Thursday, May 29, 2008

M*A*S*H


Robert Altman made M*A*S*H in 1970 to resemble Vietnam in all ways possible. The studio however, made him preface the film with quotes from Douglas MacArthur and Eisenhower, dating the film to the Korean War. In fact, the studio made him do a lot of things for this movie. Altman is quoted as saying that the film "was not released, it escaped." He experienced troubles akin to those Orson Welles had with Touch of Evil. 20th Century Fox was coming off some serious losses in the late 60's (Cleopatra anyone?) and was not going to take a chance on finicky artists: they had an iron grip on everything coming out of their studio. Despite all of this, M*A*S*H was the first major studio movie to use a certain profanity that rhymes with "duck."

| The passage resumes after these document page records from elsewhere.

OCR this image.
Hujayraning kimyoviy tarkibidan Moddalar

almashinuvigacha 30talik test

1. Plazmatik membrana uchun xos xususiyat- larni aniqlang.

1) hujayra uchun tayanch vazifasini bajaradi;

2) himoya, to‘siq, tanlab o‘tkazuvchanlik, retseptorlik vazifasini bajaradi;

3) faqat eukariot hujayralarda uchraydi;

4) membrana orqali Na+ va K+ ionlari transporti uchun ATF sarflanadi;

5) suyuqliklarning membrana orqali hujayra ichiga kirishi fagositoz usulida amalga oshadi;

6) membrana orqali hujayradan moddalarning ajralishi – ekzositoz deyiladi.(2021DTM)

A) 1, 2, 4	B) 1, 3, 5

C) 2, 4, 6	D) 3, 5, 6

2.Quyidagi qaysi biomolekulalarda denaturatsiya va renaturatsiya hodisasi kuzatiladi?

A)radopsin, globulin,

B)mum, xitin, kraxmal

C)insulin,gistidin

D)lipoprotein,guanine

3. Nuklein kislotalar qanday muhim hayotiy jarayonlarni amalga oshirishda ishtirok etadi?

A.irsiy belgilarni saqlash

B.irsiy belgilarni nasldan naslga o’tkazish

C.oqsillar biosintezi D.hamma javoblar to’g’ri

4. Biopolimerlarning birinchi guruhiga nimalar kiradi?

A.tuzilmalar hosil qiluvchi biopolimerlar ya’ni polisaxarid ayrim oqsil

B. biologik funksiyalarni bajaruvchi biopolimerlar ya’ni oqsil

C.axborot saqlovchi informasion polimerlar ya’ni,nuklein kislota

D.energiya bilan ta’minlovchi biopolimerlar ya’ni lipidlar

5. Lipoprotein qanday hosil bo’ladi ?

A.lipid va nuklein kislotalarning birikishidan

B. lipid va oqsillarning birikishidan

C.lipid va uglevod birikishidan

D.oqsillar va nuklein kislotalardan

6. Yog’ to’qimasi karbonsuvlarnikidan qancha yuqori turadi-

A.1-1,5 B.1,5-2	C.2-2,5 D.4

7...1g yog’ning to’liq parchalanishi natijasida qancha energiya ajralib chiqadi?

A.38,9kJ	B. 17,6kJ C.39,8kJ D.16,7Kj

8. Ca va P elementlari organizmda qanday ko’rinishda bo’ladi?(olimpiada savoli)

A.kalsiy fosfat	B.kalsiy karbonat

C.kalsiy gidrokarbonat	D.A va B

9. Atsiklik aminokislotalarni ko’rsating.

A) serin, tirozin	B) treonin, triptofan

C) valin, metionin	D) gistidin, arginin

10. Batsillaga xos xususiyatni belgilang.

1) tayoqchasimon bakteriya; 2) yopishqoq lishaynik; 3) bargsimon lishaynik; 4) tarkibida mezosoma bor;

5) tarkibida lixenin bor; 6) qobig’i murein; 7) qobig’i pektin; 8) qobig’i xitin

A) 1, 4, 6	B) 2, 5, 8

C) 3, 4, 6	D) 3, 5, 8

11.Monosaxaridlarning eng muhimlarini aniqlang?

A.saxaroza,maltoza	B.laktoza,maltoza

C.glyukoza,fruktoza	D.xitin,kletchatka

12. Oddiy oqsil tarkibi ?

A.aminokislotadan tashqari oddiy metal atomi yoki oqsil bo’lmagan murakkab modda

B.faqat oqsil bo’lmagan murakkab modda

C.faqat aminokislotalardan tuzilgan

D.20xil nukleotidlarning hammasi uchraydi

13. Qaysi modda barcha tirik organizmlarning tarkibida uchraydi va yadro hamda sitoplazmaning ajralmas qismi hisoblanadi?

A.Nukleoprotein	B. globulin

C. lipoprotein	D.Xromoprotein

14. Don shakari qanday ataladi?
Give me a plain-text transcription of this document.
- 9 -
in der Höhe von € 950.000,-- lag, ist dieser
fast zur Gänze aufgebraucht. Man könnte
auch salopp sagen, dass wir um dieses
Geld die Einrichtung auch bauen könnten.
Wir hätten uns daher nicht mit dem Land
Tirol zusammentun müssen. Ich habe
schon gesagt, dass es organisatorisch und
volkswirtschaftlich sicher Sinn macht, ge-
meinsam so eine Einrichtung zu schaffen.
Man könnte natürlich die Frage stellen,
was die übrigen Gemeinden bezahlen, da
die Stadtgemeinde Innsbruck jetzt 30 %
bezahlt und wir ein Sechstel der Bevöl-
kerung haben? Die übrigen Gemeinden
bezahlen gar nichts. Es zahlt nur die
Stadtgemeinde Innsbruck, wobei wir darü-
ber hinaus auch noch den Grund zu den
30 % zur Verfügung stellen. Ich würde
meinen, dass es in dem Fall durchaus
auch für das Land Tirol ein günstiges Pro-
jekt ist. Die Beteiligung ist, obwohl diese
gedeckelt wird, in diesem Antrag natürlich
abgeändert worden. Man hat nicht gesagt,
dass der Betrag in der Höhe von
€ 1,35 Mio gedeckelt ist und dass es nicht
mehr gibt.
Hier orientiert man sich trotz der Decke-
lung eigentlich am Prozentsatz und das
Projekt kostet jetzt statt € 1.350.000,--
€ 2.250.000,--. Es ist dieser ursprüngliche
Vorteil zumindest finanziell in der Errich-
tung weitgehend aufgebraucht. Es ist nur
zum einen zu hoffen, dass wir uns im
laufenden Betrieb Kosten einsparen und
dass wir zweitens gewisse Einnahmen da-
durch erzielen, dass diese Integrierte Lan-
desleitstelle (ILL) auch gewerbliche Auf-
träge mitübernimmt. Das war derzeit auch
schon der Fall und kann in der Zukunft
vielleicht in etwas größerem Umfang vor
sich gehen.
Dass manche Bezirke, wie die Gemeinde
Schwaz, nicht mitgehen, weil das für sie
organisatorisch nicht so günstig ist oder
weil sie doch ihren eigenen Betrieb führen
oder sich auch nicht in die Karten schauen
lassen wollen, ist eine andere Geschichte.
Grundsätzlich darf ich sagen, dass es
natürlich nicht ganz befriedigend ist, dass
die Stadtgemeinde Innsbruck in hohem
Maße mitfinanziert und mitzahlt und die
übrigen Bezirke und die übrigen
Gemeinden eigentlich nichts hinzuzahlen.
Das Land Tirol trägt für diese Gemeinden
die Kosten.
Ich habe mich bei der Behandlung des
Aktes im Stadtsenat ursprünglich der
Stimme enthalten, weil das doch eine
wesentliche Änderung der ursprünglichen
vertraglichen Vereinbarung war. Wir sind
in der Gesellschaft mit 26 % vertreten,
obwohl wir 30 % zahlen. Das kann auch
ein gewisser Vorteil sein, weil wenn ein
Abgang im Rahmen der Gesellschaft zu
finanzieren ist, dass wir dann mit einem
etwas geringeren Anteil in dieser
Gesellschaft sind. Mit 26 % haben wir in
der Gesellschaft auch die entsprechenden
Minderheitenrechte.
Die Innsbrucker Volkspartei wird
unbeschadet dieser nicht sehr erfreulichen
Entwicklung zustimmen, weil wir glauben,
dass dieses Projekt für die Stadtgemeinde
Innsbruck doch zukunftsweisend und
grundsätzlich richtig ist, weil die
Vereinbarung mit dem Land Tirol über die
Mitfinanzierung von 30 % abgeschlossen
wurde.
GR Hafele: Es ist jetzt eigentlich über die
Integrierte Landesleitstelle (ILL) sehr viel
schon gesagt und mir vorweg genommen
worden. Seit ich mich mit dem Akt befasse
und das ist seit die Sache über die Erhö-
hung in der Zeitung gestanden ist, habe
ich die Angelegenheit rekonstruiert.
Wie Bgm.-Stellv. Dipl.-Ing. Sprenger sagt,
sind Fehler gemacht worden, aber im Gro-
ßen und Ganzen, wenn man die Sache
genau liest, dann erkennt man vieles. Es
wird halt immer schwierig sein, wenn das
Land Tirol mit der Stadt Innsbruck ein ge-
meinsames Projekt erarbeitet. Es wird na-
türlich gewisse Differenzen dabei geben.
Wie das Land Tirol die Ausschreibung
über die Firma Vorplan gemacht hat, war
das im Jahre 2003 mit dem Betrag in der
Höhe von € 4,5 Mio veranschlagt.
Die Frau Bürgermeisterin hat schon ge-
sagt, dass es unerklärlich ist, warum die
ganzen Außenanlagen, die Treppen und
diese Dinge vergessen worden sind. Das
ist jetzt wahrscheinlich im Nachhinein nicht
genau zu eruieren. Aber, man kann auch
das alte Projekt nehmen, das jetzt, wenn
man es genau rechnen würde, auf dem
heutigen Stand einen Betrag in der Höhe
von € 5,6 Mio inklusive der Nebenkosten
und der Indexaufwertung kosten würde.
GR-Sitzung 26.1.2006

Emily: I really liked this movie even though I was initially skeptical about watching it. Kamala has seen it about 10 times. Donald Sutherland is amazing and it's a shame Robert Altman didn't cast him in any subsequent movies.

Kamala: Apparently Elliot Gould and Donald Sutherland had some complaints about Altman, and only Gould apologized. Robert Altman cast him in The Long Goodbye; thankfully, because that movie is really good, but Altman never worked with Donald Sutherland again.

Emily: I thought the film was an entirely realistic slice of life type portrayal of a few months (I never figured out exactly how long it was...) in the lives of surgeons in the 4077th Mobile Army Surgical Hospital. Robert Altman has this technique where he doesn't just focus in on two or three characters reciting a script one after the other, the camera sort of just observes often large groups of people with two or three layered conversations going on at the same time. For instance, in the operating room there would be three separate quiet conversations that a constantly moving camera would switch between. I really liked his style as a director.

Kamala: IMDB movie trivia says that 80% of the dialogue was improvised, which helped to make it seem more realistic. Each actor really was his or her character. Altman also trolled small time improvisational clubs for actors, wanting normal looking unknowns, making for the incredibly long list of "introducing so and so"'s in the credits.